This Tender Offer Statement on Schedule TO (this “Schedule TO”) relates to the tender offer by Cartesian Holdings, Inc., a Delaware corporation (“Merger Sub”) and a wholly owned direct subsidiary of Cartesian Holdings, LLC, a Delaware limited liability company (“Parent”), for all of the outstanding shares of common stock, par value $0.005 per share (“Shares”), of Cartesian, Inc., a Delaware corporation (“Cartesian”), at a price of $0.40 per share, net to the seller in cash, without interest thereon and less any applicable withholding taxes, upon the terms and conditions set forth in the offer to purchase dated April 10, 2018 (the “Offer to Purchase”), a copy of which is attached as Exhibit (a)(1)(A), and in the related letter of transmittal (the “Letter of Transmittal”), a copy of which is attached as Exhibit (a)(1)(B), which, as each may be amended or supplemented from time to time, collectively constitute the “Offer.”

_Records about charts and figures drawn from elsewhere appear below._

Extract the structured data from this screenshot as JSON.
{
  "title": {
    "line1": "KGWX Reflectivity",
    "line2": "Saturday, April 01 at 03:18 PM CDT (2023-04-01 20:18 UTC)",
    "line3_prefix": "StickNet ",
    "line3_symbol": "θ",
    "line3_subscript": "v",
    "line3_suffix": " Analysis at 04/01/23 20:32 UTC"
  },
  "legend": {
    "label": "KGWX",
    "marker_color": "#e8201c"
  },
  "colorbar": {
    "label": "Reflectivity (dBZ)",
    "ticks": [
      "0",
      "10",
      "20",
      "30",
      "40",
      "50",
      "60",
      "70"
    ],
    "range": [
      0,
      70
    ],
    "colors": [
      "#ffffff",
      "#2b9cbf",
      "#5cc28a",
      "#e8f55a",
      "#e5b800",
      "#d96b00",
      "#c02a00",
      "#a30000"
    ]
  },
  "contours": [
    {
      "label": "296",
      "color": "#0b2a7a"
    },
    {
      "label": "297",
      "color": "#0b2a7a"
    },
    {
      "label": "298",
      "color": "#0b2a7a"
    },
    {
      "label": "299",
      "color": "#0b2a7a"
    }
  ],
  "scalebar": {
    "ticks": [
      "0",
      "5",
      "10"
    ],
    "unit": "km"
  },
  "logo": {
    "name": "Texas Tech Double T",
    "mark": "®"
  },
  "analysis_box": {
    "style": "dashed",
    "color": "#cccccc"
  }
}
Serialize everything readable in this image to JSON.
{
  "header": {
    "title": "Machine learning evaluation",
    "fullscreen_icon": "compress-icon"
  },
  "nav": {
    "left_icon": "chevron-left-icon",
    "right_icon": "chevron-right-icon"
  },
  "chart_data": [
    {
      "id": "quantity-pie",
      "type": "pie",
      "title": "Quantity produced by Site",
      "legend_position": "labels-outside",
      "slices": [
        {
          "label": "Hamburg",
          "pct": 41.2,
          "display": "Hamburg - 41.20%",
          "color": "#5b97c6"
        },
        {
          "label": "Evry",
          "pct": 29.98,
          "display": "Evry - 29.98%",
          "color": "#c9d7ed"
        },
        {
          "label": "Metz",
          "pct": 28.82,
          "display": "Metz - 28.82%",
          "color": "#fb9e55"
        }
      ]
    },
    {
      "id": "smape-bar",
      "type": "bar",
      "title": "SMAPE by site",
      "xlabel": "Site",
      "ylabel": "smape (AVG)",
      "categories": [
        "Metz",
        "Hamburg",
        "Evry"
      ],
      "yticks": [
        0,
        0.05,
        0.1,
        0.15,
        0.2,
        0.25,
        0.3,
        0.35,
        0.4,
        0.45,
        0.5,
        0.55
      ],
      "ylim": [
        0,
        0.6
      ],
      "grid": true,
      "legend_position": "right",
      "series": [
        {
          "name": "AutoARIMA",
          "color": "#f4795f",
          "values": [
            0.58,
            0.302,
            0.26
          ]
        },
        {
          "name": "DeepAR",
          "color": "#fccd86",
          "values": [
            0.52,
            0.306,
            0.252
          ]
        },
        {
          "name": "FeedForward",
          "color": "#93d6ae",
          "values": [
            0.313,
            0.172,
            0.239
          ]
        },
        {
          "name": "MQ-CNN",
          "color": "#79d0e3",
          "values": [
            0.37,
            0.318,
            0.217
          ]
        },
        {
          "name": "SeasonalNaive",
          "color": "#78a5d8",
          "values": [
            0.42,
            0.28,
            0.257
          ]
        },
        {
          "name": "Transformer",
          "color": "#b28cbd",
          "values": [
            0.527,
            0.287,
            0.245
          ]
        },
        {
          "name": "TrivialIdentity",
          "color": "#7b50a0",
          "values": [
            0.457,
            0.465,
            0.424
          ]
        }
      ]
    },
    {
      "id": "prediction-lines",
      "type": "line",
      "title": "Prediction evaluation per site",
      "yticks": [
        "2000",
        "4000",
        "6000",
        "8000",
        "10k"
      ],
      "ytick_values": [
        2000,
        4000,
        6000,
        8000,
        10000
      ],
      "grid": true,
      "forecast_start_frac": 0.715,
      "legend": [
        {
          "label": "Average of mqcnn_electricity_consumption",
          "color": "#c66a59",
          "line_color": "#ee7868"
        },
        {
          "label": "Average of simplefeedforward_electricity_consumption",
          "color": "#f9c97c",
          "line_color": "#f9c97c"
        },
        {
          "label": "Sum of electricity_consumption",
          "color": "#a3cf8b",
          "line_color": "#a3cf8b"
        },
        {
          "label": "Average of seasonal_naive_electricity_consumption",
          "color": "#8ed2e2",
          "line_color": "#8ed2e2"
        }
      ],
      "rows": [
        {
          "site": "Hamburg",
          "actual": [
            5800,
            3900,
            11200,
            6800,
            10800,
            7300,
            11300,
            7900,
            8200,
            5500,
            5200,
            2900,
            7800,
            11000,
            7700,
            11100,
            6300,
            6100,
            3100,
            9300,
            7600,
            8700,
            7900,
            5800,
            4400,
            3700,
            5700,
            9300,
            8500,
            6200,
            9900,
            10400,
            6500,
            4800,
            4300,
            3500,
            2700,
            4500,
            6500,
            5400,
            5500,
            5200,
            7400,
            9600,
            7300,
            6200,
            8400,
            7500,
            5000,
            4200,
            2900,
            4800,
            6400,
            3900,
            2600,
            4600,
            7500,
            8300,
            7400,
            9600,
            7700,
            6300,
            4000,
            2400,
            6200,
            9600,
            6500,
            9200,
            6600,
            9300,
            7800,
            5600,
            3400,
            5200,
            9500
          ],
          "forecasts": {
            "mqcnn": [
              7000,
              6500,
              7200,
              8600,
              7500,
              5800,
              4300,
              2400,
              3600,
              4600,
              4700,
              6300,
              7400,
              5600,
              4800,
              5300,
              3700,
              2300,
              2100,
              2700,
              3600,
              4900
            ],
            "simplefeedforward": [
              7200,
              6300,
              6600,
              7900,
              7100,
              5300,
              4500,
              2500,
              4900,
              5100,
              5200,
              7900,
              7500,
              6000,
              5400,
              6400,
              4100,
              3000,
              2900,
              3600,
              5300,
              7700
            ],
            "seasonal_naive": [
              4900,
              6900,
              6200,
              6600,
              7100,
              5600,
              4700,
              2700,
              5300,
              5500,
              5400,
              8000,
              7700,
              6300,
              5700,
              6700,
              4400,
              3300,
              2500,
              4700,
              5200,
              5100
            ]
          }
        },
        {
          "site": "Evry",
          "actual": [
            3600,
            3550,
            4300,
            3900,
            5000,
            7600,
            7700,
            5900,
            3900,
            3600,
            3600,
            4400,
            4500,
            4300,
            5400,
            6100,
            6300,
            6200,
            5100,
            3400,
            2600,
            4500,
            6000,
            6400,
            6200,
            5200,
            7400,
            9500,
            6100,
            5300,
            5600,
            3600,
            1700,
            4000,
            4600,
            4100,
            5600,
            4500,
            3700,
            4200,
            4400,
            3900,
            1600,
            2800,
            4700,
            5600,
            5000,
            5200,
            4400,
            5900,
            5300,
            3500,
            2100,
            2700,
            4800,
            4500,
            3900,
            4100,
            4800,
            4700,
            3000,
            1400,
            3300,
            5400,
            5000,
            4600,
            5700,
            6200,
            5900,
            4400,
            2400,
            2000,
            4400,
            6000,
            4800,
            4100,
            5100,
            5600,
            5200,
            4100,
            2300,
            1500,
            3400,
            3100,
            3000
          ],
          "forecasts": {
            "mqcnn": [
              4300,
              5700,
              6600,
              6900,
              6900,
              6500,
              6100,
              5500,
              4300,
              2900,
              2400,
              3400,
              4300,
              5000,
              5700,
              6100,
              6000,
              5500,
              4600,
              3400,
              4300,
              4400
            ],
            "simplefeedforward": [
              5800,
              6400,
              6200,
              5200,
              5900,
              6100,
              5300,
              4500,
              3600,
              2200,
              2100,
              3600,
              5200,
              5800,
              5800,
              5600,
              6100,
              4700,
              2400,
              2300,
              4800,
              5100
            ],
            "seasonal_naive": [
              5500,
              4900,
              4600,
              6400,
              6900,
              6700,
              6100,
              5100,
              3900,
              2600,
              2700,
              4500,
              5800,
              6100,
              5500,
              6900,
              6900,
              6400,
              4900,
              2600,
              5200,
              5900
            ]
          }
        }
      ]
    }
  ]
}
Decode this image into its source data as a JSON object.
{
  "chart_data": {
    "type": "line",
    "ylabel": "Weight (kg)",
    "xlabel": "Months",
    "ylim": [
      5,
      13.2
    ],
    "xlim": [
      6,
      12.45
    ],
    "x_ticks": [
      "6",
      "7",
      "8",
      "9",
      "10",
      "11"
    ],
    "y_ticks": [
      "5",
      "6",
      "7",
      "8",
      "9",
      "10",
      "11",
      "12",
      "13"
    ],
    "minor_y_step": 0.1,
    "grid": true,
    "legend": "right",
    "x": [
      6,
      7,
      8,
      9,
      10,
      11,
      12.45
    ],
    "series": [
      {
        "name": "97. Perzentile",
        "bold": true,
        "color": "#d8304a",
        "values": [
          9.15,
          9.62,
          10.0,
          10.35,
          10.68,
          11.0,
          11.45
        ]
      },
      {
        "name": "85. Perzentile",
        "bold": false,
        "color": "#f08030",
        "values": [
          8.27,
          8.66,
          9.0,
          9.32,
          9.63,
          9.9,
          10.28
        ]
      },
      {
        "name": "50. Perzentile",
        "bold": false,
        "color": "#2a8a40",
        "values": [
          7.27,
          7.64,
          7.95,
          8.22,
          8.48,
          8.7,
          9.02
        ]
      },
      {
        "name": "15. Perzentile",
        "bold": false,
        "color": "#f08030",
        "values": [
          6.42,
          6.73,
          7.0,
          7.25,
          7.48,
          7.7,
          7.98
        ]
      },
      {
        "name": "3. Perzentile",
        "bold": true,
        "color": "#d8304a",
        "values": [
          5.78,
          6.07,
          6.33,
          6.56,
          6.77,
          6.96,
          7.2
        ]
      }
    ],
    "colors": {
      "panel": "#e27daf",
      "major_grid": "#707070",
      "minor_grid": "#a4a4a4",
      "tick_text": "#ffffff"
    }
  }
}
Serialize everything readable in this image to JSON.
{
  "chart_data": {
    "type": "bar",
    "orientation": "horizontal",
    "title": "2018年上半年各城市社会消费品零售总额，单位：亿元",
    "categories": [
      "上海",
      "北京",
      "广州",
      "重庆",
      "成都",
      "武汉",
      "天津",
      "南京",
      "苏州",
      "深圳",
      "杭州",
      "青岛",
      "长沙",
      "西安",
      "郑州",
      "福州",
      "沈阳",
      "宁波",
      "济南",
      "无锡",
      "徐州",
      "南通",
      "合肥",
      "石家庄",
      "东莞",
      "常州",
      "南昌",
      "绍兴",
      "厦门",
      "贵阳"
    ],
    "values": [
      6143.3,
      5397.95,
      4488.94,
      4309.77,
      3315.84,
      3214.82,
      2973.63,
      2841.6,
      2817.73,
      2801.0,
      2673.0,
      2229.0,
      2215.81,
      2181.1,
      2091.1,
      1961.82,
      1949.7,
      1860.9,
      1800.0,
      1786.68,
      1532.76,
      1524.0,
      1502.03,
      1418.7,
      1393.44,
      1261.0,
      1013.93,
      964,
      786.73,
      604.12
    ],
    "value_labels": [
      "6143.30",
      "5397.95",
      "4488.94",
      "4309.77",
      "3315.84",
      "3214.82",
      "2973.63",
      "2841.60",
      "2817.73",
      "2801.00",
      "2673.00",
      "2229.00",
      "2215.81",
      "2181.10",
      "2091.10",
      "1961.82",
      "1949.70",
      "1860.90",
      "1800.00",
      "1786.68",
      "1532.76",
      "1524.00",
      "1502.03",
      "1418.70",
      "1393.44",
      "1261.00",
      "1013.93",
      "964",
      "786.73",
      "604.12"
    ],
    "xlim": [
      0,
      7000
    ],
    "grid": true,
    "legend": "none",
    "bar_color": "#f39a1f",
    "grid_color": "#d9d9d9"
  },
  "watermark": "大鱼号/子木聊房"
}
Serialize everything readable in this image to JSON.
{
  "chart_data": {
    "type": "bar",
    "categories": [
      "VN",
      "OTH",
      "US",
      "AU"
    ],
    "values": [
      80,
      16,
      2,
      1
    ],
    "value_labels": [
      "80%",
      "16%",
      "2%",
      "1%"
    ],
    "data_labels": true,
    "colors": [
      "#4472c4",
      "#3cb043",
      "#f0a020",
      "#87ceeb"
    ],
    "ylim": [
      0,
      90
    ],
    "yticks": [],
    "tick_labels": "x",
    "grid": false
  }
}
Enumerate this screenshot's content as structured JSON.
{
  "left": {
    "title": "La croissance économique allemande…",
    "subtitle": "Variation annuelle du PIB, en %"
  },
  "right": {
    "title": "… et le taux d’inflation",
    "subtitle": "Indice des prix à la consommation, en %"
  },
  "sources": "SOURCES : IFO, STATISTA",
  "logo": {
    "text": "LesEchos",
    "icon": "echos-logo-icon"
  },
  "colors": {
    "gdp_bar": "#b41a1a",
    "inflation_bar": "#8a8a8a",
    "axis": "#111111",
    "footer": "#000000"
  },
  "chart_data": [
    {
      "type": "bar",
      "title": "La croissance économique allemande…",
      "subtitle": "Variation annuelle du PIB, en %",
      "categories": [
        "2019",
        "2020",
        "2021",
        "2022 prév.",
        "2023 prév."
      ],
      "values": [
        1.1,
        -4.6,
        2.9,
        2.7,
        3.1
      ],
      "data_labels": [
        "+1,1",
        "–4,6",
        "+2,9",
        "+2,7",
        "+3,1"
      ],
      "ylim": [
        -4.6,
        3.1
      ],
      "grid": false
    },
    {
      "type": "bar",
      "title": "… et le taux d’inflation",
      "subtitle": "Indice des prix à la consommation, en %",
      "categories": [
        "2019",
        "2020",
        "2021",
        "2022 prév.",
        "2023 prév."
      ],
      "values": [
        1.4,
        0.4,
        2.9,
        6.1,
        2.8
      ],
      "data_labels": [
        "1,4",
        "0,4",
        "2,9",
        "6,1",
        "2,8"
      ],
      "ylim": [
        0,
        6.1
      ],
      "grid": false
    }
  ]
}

All the information set forth in the Offer to Purchase, including Schedule I thereto, is incorporated by reference herein in response to Items 1 through 9 and Item 11 of this Schedule TO, and is supplemented by the information specifically provided in this Schedule TO.
The Agreement and Plan of Merger, dated as of March 21, 2018 (as it may be amended from time to time, the “Merger Agreement”), by and among the Company, Parent and Merger Sub, a copy of which is attached as Exhibit (d)(1) hereto, and the Tender and Support Agreement, dated as of March 21, 2018 (as it may be amended from time to time, the “Tender and Support Agreement”), with certain stockholders, which is attached as Exhibit (d)(6) hereto, is incorporated herein by reference with respect to Items 4, 5, 6 and 11 of this Schedule TO.
| ITEM 1. | SUMMARY TERM SHEET. |
Regulation M-A Item 1001
The information set forth in the Offer to Purchase under the caption SUMMARY TERM SHEET is incorporated herein by reference.
| ITEM 2. | SUBJECT COMPANY INFORMATION. |
Regulation M-A Item 1002
(a) Name and Address. The name, address, and telephone number of the subject company’s principal executive offices are as follows:
Cartesian, Inc.
7300 College Boulevard, Suite 302
Overland Park, Kansas 66210
(913) 345-9315
(b)-(c) Securities; Trading Market and Price. The information set forth in the Offer to Purchase under the following captions is incorporated herein by reference:
INTRODUCTION
THE TENDER OFFER – Section 6 (“Price Range of Shares; Dividends”)
| ITEM 3. | IDENTITY AND BACKGROUND OF FILING PERSON. |
Regulation M-A Item 1003
(a)-(c) Name and Address; Business and Background of Entities; and Business and Background of Natural Persons. The information set forth in the Offer to Purchase under the following captions is incorporated herein by reference:
SUMMARY TERM SHEET
THE TENDER OFFER – Section 8 (“Certain Information Concerning Parent and Merger Sub”)
SCHEDULE I – Information Relating to Parent and Merger Sub
| ITEM 4. | TERMS OF THE TRANSACTION. |
Regulation M-A Item 1004
(a) Material Terms. The information set forth in the Offer to Purchase is incorporated herein by reference.